What I think is the implicit debate
i) I think jim kind of implicitly assume that whenever someone writes code by himself, he would be forced to have good habits for security etc., and that whenever the code is automatically generated then people won’t use their “security” muscles that much & assume the AI produced clean work… which apparently (given the examples from jim) does not by default. Like a Tesla not being safe enough at self-driving.
ii) I think what’s missing from the debate is that the overall “infosec level” depends heavily on what a few key actors decide to do, those being in charge of safety-critical codebases for society-level tools (like nukes). So one argument could be that, although the masses might be more productive for prototyping etc., the actual infosec people might just still be as careful / not use it, so the overall important infosec won’t change, and thus the overall infosec won’t change.
iii) I think vanessa point kind of re-states i) and disagrees with ii) by saying that everyone will use this anyway? Because by definition if it’s useful it will change their code/habits, otherwise it’s not useful?
iv) I guess alex’s implicit points are that code generation with Language Models producing average human code was going to happen anyway & that saying it is a significant change is an overstatement, & we should probably just assume no drastic change in %vulnerability distribution at least for now.
This part I think is not quite right. The counterfactual jim gives for Copilot isn’t manual programming, it’s StackOverflow. The argument is then: right now StackOverflow has better methods for promoting secure code than Copilot does, so Copilot will make the security situation worse insofar as it displaces SO.
This is my prediction too, but there are two strands to the argument that I think are worth teasing apart:
First, how many people will use Copilot? The base rate for infosec impact of innovations is very low, because most innovations are taken up slowly or not at all. Typescript is typical: most people who could use Typescript use Javascript instead (see for example the TIOBE rankings), so even if Typescript prevents all security problems it can’t impact the overall security situation much. Garbage collection is another classic example: it was in production systems in the late 60s, but didn’t become mainstream until the 90s with the rise of Java and Perl. There was a span of 20+ years where GC didn’t much affect the use-after-free landscape, even though GC prevents 100% of use-after-free bugs.
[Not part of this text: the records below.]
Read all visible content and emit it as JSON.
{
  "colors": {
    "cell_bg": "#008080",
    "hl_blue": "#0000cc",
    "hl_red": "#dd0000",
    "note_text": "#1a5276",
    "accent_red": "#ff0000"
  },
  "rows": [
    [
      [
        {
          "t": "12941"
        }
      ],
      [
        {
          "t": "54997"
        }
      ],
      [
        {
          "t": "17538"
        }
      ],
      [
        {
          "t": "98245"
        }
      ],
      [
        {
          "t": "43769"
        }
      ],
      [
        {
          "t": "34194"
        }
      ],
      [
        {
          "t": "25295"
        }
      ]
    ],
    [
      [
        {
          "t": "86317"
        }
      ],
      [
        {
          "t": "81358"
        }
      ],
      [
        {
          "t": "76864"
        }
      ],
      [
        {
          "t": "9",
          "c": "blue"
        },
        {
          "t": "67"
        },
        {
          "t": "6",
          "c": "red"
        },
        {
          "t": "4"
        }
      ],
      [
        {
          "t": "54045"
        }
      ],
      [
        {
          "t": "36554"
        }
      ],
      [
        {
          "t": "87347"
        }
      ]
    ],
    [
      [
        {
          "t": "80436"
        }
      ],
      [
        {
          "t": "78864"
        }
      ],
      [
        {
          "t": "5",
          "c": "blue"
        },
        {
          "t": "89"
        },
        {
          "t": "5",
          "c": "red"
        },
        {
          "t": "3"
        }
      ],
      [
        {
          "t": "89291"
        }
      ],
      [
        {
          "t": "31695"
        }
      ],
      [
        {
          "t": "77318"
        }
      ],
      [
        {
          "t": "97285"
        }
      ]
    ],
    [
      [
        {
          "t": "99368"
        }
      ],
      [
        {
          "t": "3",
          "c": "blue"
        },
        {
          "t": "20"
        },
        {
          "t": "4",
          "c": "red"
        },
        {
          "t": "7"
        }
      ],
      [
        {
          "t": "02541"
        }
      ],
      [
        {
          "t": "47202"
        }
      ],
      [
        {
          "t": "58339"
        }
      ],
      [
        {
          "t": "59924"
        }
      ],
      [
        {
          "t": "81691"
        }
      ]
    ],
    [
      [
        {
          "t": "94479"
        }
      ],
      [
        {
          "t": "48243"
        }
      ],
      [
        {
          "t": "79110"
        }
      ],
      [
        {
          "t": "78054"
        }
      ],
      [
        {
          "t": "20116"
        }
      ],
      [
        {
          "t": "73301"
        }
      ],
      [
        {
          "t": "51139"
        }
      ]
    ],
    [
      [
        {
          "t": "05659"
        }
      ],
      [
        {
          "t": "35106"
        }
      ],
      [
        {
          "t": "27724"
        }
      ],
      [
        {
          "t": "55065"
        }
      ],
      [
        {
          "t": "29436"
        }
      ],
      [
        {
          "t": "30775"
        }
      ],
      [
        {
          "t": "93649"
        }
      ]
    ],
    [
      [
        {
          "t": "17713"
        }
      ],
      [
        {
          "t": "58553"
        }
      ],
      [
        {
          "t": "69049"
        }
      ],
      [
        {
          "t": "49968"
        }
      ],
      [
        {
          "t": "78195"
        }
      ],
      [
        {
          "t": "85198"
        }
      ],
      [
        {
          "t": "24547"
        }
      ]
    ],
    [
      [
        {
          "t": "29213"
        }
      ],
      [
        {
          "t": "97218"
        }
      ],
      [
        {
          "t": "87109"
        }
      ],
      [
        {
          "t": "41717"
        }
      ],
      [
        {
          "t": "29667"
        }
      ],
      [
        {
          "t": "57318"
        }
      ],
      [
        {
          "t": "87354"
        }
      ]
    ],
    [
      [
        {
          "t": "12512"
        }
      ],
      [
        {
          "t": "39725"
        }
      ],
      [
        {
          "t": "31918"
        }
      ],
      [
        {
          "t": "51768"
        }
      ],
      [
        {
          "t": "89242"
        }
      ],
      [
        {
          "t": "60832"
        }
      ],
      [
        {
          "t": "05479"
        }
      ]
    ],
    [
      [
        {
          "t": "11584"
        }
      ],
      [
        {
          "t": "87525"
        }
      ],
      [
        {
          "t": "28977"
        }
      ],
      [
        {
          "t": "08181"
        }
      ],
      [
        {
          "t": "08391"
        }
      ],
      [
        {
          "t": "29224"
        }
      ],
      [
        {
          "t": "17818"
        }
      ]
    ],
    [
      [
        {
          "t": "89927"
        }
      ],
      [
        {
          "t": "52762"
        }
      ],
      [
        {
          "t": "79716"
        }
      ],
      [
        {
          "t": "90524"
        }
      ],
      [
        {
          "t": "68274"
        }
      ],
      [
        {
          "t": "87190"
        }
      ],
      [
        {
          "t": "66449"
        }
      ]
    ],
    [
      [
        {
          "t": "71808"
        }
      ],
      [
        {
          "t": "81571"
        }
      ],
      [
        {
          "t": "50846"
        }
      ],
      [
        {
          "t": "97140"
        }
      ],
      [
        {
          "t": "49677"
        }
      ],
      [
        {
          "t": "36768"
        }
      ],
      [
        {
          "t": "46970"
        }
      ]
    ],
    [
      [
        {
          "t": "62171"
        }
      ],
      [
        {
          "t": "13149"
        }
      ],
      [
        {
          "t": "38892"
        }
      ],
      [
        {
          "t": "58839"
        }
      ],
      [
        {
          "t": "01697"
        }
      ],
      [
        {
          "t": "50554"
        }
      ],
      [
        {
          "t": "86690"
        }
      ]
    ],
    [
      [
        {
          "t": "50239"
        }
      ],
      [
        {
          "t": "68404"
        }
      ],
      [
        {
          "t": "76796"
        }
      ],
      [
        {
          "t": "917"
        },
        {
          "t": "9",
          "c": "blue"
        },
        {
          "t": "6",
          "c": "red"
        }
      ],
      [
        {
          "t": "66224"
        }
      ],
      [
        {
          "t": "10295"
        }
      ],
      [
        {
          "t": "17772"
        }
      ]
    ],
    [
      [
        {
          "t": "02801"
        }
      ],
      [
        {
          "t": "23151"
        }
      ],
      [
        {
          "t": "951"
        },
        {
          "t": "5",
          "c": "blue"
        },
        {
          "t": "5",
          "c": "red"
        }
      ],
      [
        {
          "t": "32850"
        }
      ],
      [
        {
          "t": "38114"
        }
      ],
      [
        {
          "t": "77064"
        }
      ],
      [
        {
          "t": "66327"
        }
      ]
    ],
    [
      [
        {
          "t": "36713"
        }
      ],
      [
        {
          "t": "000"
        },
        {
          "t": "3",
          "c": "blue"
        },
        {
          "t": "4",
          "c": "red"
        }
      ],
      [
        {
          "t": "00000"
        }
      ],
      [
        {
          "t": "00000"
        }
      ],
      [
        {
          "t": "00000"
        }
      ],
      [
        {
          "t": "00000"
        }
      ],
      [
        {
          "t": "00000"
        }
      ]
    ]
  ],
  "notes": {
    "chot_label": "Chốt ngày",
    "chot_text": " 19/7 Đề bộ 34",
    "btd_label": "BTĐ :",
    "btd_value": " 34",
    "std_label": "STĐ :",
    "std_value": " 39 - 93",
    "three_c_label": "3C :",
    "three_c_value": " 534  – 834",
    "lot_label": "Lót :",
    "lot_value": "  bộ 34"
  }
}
(counterpoint: StackOverflow was also an innovation, it was taken up right away, and Copilot is more like StackOverflow than it is like a traditional technical innovation. I don’t really buy this because Copilot seems it’ll be much harder to get started with even once it’s out of beta)
Second, are users of Copilot more or less likely to write security bugs? Here my prediction points the other way: Copilot does generate security bugs, and users are unusually unlikely to catch them because they’ll tend to use it in domains they’re unfamiliar with. Somewhat more weakly I think it’ll be worse than the counterfactual where they don’t have Copilot and have to use something else, for the reasons jimrandomh lists.
I’m curious whether you see the breakdown the same way, and if so, how you see the impact of Copilot conditional on its being widely adopted.